La plume empoisonnée d’ Agatha Christie

— Vous ne devriez pas croire tout ce qu’on vous dit, monsieur Burton. Miss Barton a bel et bien reçu une lettre… Et même plusieurs !

— Comment le savez-vous ?

— Par les confidences du fidèle dragon chez lequel elle habite, qui est, je crois, son ancienne femme de chambre ou son ancienne cuisinière. Florence Elford était blême de rage quand elle m’a dit ça !

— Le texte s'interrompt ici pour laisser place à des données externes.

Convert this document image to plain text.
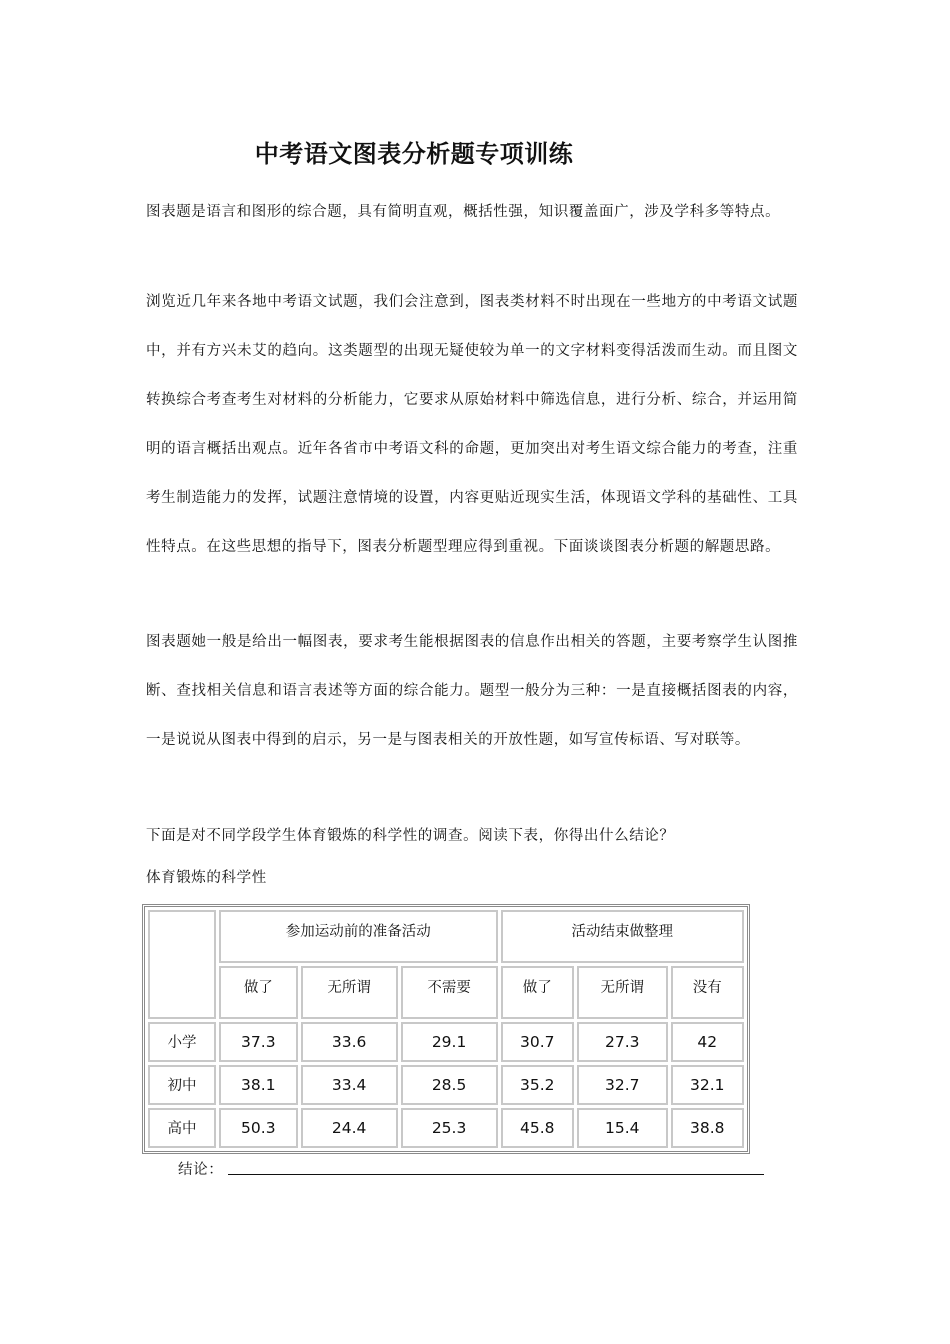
中考语文图表分析题专项训练
图表题是语言和图形的综合题，具有简明直观，概括性强，知识覆盖面广，涉及学科多等特点。
浏览近几年来各地中考语文试题，我们会注意到，图表类材料不时出现在一些地方的中考语文试题中，并有方兴未艾的趋向。这类题型的出现无疑使较为单一的文字材料变得活泼而生动。而且图文转换综合考查考生对材料的分析能力，它要求从原始材料中筛选信息，进行分析、综合，并运用简明的语言概括出观点。近年各省市中考语文科的命题，更加突出对考生语文综合能力的考查，注重考生制造能力的发挥，试题注意情境的设置，内容更贴近现实生活，体现语文学科的基础性、工具性特点。在这些思想的指导下，图表分析题型理应得到重视。下面谈谈图表分析题的解题思路。
图表题她一般是给出一幅图表，要求考生能根据图表的信息作出相关的答题，主要考察学生认图推断、查找相关信息和语言表述等方面的综合能力。题型一般分为三种：一是直接概括图表的内容，一是说说从图表中得到的启示，另一是与图表相关的开放性题，如写宣传标语、写对联等。
下面是对不同学段学生体育锻炼的科学性的调查。阅读下表，你得出什么结论？
体育锻炼的科学性
	参加运动前的准备活动			活动结束做整理		
	做了	无所谓	不需要	做了	无所谓	没有
小学	37.3	33.6	29.1	30.7	27.3	42
初中	38.1	33.4	28.5	35.2	32.7	32.1
高中	50.3	24.4	25.3	45.8	15.4	38.8
结论：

— Pourquoi Miss Emily prétend-elle n’avoir rien reçu ?

— Par délicatesse. Ces lettres sont écrites dans une langue ignoble et la brave petite vieille a passé sa vie à éviter les gens qui sacrent et parlent mal !

— Que disaient ces lettres ?

— Rien de bien spécial. Des choses ridicules. Elles l’accusaient notamment d’avoir empoisonné sa mère et la plupart de ses sœurs !

— Enfin, m’écriai-je, est-ce que cette dangereuse maniaque va continuer longtemps sans que nous puissions la repérer ?

Nash conservait son calme.

— Nous la repérerons, soyez tranquille ! dit-il. Elle écrira une lettre de trop !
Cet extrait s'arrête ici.